Der Prinz erzählte ihr von seinem Leben. Wichtig und nah bei ihr, und in einem Ton, in welchem sich sein Herz zu Bekenntnissen auftat. Vom Gymnasium weg war er in eine Kadettenschule gesteckt worden. Man hatte ihn rauh angefaßt, und er hatte es schlecht genug gehabt. Harte Worte hatte er hören müssen, hatte sogar den Arrest kennen gelernt. Und dazu keinen Freund. Dann kam er als Leutnant in eine ferne galizische Garnison, wurde krank und von der Mutter nach Hause geholt. Ein Kriegsschiff führte ihn hernach monatelang durch tropische Meere, damit er wieder zu Kräften gelange. Er hatte im indischen Dschungel gejagt und in der afrikanischen Steppe Löwen geschossen; er hatte Abenteuer bestanden und die Buntheit der Welt gesehen. Dann saß er wieder in einer kleinen Garnison in Böhmen, lebte einförmige Tage auf dem Exerzierplatz, auf der Reitbahn, im Offizierskasino. Jetzt aber durfte er endlich wieder in Wien sein. Überall jedoch hatte er sich einsam gefühlt. Es sei ihm schmerzlich, sagte er, daß er niemanden habe, zu dem er offen reden könne. »Als Mensch zum Menschen«, sagte Emanuel Ferdinand. Von seinem Rang sprach er jugendlich pathetisch, mit der Melancholie eines Zwanzigjährigen, und er nannte es »die eisige Höhe«.

Nun gab es nichts mehr zu sagen. Der sonnige Nachmittag hier im Walde spann wie eine leuchtende Dämmerung über die Wiesen. Sie gingen noch eine Weile dahin, dann blieben sie stehen, hielten einander umschlungen und küßten sich.
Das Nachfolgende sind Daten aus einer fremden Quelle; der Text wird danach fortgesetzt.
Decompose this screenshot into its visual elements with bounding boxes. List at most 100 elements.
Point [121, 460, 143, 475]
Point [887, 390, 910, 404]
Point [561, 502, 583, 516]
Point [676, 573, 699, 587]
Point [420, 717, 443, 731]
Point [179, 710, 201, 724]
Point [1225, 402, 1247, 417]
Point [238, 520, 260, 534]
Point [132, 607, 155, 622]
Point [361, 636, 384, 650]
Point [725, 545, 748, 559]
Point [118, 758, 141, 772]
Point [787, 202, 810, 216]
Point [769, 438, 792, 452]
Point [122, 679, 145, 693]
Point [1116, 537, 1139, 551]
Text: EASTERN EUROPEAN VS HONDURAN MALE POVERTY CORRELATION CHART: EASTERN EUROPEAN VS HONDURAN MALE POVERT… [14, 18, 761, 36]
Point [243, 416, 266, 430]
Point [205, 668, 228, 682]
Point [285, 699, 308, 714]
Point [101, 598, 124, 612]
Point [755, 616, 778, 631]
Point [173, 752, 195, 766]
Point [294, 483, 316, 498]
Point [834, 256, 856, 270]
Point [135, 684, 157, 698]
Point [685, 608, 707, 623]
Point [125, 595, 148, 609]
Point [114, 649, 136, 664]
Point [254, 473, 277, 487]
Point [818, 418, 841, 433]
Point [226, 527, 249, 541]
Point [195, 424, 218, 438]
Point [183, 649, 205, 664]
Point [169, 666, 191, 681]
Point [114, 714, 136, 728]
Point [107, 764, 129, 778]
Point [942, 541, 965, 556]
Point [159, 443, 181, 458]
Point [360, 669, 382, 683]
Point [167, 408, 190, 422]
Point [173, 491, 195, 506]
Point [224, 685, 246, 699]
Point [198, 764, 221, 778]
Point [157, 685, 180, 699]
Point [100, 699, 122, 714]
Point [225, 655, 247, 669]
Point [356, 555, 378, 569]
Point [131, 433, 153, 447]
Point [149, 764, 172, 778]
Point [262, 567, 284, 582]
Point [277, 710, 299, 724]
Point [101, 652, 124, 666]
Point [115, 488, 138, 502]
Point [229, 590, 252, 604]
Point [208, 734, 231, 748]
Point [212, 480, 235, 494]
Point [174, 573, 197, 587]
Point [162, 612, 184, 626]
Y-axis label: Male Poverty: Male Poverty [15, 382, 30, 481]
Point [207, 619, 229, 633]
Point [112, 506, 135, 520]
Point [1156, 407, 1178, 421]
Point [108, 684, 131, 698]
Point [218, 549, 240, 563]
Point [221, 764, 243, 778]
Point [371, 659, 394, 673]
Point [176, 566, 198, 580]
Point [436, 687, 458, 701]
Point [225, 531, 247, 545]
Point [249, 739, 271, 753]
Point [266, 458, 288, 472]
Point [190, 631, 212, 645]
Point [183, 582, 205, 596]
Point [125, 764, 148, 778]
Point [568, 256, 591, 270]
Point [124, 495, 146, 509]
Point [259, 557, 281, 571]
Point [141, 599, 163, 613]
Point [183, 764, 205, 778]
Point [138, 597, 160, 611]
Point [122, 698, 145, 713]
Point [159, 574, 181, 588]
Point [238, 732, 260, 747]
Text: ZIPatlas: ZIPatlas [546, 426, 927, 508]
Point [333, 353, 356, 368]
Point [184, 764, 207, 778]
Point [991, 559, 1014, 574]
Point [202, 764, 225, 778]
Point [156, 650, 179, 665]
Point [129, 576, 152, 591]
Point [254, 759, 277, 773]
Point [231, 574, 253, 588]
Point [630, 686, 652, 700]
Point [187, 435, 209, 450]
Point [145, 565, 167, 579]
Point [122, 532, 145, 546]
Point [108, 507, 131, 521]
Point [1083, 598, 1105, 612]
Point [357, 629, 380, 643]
Olga spürte, daß er sie schonend in seinen Armen hielt. Etwas wie Ehrerbietung zögerte in seinen Händen. Sie spürte, wie in seinen Küssen Andacht war und Behutsamkeit, und ein rasches kleines Staunen durchzuckte sie. Dann aber löste sich ihr ganzes Wesen. Von dieser Liebe, die sich ihr näherte wie erstes Berühren der Unberührten, wurde sie aufgehoben. Augenblicklich war alles frühere Erleben in ihr hinweggetilgt; sie fühlte sich rein und kindlich, sie war ohne Wissen und ohne Gedächtnis.